Любая наука начинается с накопления фактических данных. Для целого ряда наук инструментом такого накопления были и остаются научные коллекции. Их значение для отдельных отраслей знаний (например, ботаники и зоологии) такое же, как у ускорителей для ядерной физики, сверхмощных телескопов для астрономии, современных хроматографов для химии, суперкомпьютеров для биоинформатики и т.д.
Не претендуя на полный охват темы, остановлюсь на близких мне ботанических коллекциях (особенно гербариях), так как проблемы организации и развития российских научных коллекций, как выясняется, достаточно общие.

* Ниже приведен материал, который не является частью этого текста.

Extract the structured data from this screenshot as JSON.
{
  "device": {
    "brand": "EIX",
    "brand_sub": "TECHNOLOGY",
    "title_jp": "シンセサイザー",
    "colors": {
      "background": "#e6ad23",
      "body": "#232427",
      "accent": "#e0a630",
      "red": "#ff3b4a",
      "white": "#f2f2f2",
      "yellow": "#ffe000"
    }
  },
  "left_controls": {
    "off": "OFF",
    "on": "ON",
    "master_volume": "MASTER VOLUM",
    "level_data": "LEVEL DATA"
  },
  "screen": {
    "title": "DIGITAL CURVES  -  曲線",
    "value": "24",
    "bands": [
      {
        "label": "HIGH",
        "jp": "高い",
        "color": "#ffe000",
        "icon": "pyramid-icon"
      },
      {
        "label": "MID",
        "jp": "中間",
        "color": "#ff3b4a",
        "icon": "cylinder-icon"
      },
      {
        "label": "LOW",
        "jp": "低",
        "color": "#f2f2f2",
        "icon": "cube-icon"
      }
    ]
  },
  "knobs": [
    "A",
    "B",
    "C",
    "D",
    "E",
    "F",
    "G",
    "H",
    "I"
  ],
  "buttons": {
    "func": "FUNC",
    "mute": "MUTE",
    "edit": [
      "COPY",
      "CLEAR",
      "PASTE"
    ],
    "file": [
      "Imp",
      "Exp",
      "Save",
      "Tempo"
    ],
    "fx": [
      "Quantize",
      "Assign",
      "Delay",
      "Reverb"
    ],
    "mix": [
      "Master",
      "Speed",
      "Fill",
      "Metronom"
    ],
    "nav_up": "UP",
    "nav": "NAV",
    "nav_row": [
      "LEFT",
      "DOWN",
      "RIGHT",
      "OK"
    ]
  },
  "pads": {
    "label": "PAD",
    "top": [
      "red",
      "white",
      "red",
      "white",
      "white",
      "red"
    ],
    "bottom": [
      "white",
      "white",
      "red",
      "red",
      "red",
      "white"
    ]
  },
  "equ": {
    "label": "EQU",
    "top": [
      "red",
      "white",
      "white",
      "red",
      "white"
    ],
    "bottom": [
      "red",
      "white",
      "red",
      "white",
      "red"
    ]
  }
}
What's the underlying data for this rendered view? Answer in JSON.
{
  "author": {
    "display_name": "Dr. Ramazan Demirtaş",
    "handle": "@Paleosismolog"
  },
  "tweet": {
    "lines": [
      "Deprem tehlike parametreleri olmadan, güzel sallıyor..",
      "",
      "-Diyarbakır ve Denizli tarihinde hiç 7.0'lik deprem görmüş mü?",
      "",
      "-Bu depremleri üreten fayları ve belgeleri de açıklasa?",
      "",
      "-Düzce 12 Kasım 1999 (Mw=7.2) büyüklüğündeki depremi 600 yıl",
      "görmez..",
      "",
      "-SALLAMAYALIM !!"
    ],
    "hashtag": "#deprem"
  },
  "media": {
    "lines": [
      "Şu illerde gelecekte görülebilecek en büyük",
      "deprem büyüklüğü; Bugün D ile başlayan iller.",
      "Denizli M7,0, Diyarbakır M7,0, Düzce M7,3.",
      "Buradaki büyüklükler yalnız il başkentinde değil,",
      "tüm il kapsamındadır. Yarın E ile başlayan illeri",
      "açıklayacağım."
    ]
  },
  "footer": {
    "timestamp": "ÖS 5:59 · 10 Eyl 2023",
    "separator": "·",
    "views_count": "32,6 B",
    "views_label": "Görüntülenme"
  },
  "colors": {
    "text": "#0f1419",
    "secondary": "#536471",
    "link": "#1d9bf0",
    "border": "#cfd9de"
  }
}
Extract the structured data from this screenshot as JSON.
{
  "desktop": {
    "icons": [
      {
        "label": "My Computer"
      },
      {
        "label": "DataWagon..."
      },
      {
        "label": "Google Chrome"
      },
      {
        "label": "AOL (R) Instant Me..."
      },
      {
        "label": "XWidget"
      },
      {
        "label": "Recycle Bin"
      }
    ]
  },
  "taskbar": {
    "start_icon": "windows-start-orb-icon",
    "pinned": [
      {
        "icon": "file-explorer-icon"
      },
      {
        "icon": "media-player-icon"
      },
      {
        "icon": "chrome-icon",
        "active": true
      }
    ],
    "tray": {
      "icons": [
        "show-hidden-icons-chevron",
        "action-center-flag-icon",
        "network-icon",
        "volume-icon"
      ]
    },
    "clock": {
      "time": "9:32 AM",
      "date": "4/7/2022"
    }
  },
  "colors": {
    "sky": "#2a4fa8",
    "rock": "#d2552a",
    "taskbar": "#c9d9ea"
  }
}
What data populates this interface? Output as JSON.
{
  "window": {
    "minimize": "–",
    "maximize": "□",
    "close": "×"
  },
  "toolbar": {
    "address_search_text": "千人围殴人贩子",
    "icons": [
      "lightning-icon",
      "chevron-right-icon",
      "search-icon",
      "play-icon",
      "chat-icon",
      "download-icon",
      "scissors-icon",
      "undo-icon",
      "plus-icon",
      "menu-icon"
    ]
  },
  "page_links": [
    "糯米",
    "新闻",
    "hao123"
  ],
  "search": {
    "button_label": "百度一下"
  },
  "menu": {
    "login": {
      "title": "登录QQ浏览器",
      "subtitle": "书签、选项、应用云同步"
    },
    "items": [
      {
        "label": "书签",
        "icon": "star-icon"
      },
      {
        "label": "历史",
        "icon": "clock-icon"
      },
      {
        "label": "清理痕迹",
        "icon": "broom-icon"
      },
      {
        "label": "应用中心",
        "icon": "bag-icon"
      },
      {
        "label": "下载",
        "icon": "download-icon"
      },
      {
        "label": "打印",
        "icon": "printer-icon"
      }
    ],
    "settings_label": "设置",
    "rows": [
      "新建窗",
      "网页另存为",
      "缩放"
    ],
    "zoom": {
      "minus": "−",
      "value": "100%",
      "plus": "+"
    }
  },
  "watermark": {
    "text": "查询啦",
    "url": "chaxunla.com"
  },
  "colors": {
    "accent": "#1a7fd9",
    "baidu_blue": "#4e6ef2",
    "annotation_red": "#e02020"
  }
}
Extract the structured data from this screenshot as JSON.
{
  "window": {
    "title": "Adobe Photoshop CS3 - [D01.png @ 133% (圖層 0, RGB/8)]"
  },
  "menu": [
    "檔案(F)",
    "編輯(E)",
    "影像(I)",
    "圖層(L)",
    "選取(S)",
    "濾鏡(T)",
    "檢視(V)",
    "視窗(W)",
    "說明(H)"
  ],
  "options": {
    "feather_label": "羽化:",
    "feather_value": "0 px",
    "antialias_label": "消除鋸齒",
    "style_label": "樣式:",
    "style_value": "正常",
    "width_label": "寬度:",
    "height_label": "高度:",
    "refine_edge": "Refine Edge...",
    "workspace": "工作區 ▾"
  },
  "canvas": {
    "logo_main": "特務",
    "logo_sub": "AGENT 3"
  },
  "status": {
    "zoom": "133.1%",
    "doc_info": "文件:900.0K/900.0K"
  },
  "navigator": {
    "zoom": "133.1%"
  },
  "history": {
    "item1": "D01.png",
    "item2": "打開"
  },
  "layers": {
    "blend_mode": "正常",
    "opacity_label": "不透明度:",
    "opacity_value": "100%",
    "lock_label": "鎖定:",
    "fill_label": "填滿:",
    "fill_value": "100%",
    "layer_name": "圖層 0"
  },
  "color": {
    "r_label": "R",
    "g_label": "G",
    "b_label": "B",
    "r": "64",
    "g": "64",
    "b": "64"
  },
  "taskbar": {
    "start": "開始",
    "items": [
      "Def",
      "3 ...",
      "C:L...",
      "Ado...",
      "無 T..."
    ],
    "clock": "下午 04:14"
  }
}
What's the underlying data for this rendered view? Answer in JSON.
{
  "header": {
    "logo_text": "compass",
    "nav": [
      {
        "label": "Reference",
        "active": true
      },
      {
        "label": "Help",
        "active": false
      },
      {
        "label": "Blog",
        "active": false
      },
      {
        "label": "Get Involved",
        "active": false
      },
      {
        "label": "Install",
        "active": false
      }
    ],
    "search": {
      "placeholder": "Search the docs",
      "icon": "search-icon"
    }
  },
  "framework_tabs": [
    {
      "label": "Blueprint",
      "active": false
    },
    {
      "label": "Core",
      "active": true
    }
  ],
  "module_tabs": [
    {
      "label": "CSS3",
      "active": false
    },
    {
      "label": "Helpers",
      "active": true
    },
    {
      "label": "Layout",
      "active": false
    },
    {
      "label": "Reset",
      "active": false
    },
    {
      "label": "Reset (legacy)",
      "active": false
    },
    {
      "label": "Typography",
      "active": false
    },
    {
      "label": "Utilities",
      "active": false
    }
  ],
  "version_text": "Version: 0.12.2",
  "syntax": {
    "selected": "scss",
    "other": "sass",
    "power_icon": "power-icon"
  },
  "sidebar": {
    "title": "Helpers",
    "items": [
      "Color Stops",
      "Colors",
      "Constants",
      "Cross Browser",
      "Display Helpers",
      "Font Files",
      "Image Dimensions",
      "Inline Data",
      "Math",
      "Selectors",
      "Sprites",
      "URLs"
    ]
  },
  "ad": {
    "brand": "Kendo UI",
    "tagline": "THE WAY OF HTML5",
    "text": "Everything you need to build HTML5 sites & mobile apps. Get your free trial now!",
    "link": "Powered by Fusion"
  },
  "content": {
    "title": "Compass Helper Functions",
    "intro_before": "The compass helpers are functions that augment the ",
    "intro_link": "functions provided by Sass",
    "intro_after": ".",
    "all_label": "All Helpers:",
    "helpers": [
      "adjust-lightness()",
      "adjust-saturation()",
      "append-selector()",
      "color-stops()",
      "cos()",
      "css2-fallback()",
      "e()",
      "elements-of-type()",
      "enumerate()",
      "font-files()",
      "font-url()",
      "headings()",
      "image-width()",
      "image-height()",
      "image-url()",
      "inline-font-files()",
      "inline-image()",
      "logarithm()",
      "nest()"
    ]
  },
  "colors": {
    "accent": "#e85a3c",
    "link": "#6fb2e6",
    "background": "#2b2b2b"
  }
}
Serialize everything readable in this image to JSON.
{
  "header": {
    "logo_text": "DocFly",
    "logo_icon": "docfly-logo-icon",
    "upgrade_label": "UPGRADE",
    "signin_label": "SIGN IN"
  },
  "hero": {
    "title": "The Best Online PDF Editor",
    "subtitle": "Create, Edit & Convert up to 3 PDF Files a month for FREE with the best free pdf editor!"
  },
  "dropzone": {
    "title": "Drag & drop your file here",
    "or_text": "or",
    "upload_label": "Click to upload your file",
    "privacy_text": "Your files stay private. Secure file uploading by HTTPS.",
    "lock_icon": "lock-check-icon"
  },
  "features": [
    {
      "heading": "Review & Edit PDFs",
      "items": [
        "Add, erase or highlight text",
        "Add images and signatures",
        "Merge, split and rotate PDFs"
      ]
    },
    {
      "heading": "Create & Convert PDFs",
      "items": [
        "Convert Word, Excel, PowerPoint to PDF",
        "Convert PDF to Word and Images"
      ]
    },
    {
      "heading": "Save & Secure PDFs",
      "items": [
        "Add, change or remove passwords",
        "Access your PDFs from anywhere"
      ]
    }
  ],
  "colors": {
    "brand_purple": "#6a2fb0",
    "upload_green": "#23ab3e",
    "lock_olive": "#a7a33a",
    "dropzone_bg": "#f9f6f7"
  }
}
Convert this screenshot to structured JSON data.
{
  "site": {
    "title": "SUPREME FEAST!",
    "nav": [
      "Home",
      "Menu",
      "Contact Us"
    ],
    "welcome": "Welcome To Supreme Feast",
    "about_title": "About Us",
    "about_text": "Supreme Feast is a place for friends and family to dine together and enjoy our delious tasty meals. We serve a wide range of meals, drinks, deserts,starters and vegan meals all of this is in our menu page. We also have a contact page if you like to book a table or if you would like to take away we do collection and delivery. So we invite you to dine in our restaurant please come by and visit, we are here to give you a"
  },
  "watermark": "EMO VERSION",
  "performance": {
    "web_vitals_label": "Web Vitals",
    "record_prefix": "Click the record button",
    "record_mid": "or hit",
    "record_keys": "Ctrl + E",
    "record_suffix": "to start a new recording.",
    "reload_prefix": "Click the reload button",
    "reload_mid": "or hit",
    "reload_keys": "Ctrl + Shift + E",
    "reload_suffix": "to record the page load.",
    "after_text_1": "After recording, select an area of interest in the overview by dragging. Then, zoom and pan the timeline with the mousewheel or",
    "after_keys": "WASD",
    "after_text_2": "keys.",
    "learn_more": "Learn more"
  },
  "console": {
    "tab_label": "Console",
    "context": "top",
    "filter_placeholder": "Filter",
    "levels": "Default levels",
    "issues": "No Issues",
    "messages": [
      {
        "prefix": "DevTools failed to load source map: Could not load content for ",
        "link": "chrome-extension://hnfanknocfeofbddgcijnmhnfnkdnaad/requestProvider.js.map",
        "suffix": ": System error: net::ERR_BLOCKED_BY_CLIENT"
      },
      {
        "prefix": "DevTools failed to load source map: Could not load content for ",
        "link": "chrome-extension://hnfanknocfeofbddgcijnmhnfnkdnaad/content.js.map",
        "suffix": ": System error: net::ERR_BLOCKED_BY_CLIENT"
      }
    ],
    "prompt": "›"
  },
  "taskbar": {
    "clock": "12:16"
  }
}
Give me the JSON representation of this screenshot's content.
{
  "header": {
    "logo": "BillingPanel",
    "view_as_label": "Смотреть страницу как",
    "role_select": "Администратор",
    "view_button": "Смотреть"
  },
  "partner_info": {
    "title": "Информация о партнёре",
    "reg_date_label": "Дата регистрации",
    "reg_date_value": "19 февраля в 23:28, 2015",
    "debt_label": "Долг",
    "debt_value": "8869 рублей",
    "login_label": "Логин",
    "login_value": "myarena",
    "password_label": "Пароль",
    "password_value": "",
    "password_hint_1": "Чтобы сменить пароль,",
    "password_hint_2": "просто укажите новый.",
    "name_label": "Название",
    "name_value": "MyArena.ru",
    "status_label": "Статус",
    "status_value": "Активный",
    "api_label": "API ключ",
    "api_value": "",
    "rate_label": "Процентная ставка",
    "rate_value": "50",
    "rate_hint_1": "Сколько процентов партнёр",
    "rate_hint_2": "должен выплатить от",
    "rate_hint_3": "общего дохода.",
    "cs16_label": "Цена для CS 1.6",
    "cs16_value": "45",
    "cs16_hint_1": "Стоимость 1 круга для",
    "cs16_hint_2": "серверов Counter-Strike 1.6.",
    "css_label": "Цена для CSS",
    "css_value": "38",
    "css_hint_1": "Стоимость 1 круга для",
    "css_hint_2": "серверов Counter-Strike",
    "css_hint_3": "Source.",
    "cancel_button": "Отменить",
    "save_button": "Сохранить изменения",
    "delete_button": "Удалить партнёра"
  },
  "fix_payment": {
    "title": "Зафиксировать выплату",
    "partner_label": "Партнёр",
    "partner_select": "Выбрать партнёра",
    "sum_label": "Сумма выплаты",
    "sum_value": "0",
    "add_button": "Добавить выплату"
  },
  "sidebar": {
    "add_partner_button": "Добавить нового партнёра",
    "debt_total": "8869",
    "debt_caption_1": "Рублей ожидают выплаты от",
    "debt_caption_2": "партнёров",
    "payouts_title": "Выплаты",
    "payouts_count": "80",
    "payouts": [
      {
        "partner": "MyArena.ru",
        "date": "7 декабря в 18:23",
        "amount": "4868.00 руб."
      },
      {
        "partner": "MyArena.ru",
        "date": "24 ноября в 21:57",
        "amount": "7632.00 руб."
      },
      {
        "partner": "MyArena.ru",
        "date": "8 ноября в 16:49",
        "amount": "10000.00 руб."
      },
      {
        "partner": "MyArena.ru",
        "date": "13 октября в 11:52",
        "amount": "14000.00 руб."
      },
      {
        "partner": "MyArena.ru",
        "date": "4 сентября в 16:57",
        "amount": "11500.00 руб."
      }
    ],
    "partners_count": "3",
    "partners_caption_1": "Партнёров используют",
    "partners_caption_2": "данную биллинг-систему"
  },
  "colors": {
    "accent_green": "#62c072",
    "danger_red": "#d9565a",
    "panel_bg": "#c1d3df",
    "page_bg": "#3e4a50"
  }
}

С гербарием все или почти все сталкивались на школьных уроках ботаники. Гербарный образец представляет собой особым образом засушенное растение, снабженное этикеткой, содержащей сведения о происхождении образца (обычно это место сбора, условия произрастания растения, дата сбора, фамилия коллектора), смонтированное на листе бумаги либо помещенное в специальный пакет.
Какую информацию заключает в себе ботанический коллекционный образец, как, впрочем, и зоологический? В первую очередь, только он достоверно фиксирует нахождение живого организма и определенной точке пространства в конкретный момент времени. Все другие данные (запись в полевом дневнике, рисунок, фотография) нельзя считать полностью достоверными: запись в дневнике может быть ошибочной, рисунок или фото — не отражать существенные признаки вида и т.п. А коллекционный образец всегда можно изучить и, при необходимости, переопределить его видовую принадлежность, да и по-иному оценить отличительные признаки вида.
С помощью коллекционных образцов, собранных в XVIII и XIX веках, мы можем проследить изменения флоры и фауны, например, окрестностей Санкт-Петербурга, выяснить, какие растения, в том числе и редкие, встречались в нынешней городской черте, какие из них водятся там до сих пор, какие — нет.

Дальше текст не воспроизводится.